Die Konzerte zur Veröffentlichung von „Cannibal“ sind aufgrund der Pandemie zum Großteil ausgefallen. Setzt ihr daher mehr Songs davon auf eure aktuelle Setlist? Nach welchen Kriterien sucht ihr die Songs aus, die ihr auf der Bühne performt?
Heutzutage ist die Auswahl viel schwieriger, denn wir haben inzwischen so viele Stücke aufgenommen. Selbst jedes Album hat in der Regel drei oder vier Singles. Die Setlist zu erstellen, ist also regelmäßig eine echte Herausforderung. Ich denke, die Leute können von uns erwarten, dass wir auf ältere Songs zurückgreifen, aber ich denke, dass wir in der nächsten Zeit vor allem das aktuelle Album pushen werden. Einfach weil wir denken, dass es unser bestes Material ist. Und dazu gehört auch, dass sich das live umsetzen lässt. Wir denken außerdem darüber nach, was beim Publikum ankommt, was die Leute in Bewegung bringt und ihnen Spaß macht. Als Frontmann bin ich bislang immer gut in die Interaktion mit der Menge gekommen, worauf ich stolz bin.
Ihr habt nach eigenen Angaben euren Stil auf dem neuen Album etwas verändert. Wie offen bist du für andere Genres, in welchem Bereich könntest du dir als Musiker noch vorstellen, aktiv zu werden?

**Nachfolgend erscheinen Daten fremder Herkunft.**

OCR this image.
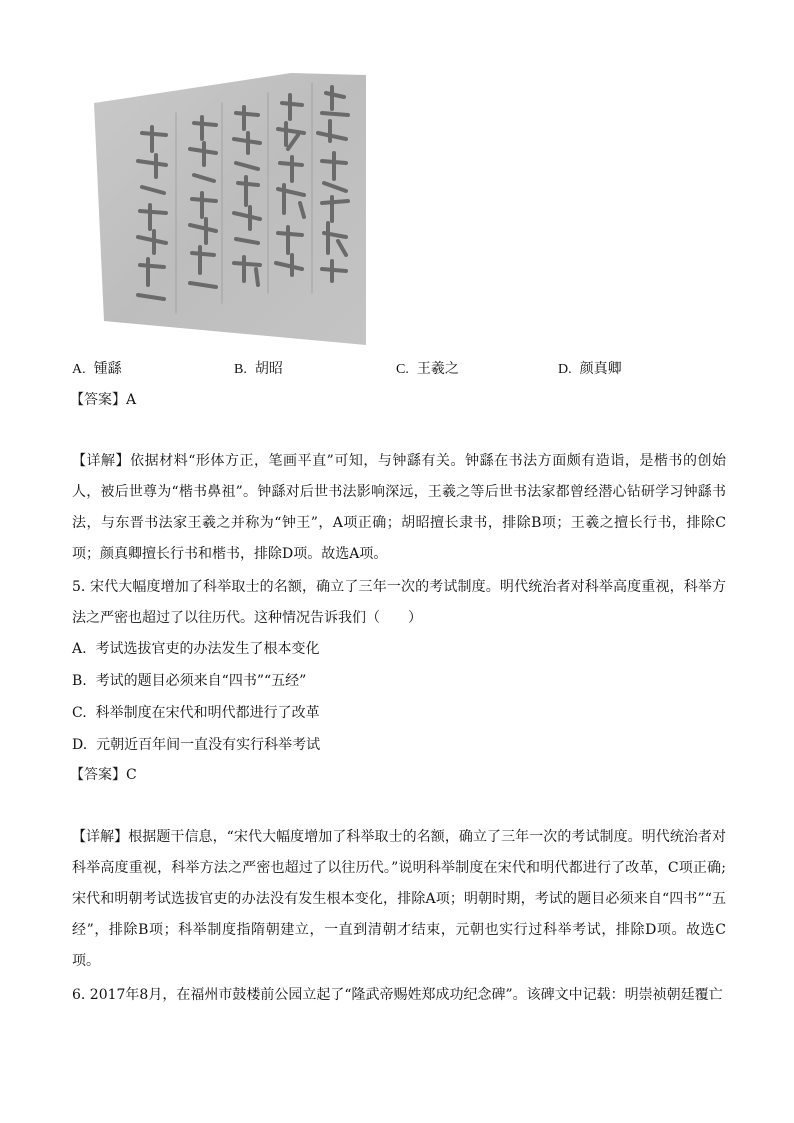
A. 锺繇	B. 胡昭	C. 王羲之	D. 颜真卿
【答案】A
【详解】依据材料“形体方正，笔画平直”可知，与钟繇有关。钟繇在书法方面颇有造诣，是楷书的创始人，被后世尊为“楷书鼻祖”。钟繇对后世书法影响深远，王羲之等后世书法家都曾经潜心钻研学习钟繇书法，与东晋书法家王羲之并称为“钟王”，A项正确；胡昭擅长隶书，排除B项；王羲之擅长行书，排除C项；颜真卿擅长行书和楷书，排除D项。故选A项。
5. 宋代大幅度增加了科举取士的名额，确立了三年一次的考试制度。明代统治者对科举高度重视，科举方法之严密也超过了以往历代。这种情况告诉我们（　　）
A. 考试选拔官吏的办法发生了根本变化
B. 考试的题目必须来自“四书”“五经”
C. 科举制度在宋代和明代都进行了改革
D. 元朝近百年间一直没有实行科举考试
【答案】C
【详解】根据题干信息，“宋代大幅度增加了科举取士的名额，确立了三年一次的考试制度。明代统治者对科举高度重视，科举方法之严密也超过了以往历代。”说明科举制度在宋代和明代都进行了改革，C项正确;宋代和明朝考试选拔官吏的办法没有发生根本变化，排除A项；明朝时期，考试的题目必须来自“四书”“五经”，排除B项；科举制度指隋朝建立，一直到清朝才结束，元朝也实行过科举考试，排除D项。故选C项。
6. 2017年8月，在福州市鼓楼前公园立起了“隆武帝赐姓郑成功纪念碑”。该碑文中记载：明崇祯朝廷覆亡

Es gibt viele fantastische Menschen, mit denen ich gerne auftreten würde, zum Beispiel Corey Taylor, der diese Welt für mich und für viele andere bereichert hat. An der Spitze unseres Genres stehen aktuell Bands wie BAD OMENS, SPIRITBOX oder SLEEP TOKEN. Das sind alles großartige Acts, die innovativ arbeiten und das Genre so weit ausreizen, wie sie nur können. Mit allen kann ich mir eine Zusammenarbeit vorstellen. Darüber hinaus habe ich kommerziellere und elektronische Musik schon immer geliebt. Dancemusic und Drum&Bass vor allem. Aber auch akustische Stücke. Ich könnte mir überall vorstellen, etwas auszuprobieren, und glaube wirklich, dass man in jedem Genre etwas finden kann, das einem gefällt. Es sind nur die Unwissenden, die sagen, dass sie etwas nicht mögen, bevor sie sich darauf eingelassen haben. Ganz konkret fände ich es spannend, eine Art elektronisches Ambient-Projekt zu versuchen. Ich glaube, das wäre wirklich cool ... oder ein akustisches Projekt, das ein bisschen mehr in Richtung Folk geht. Also wenn jemand ein Angebot hat, schickt es mir gerne zu.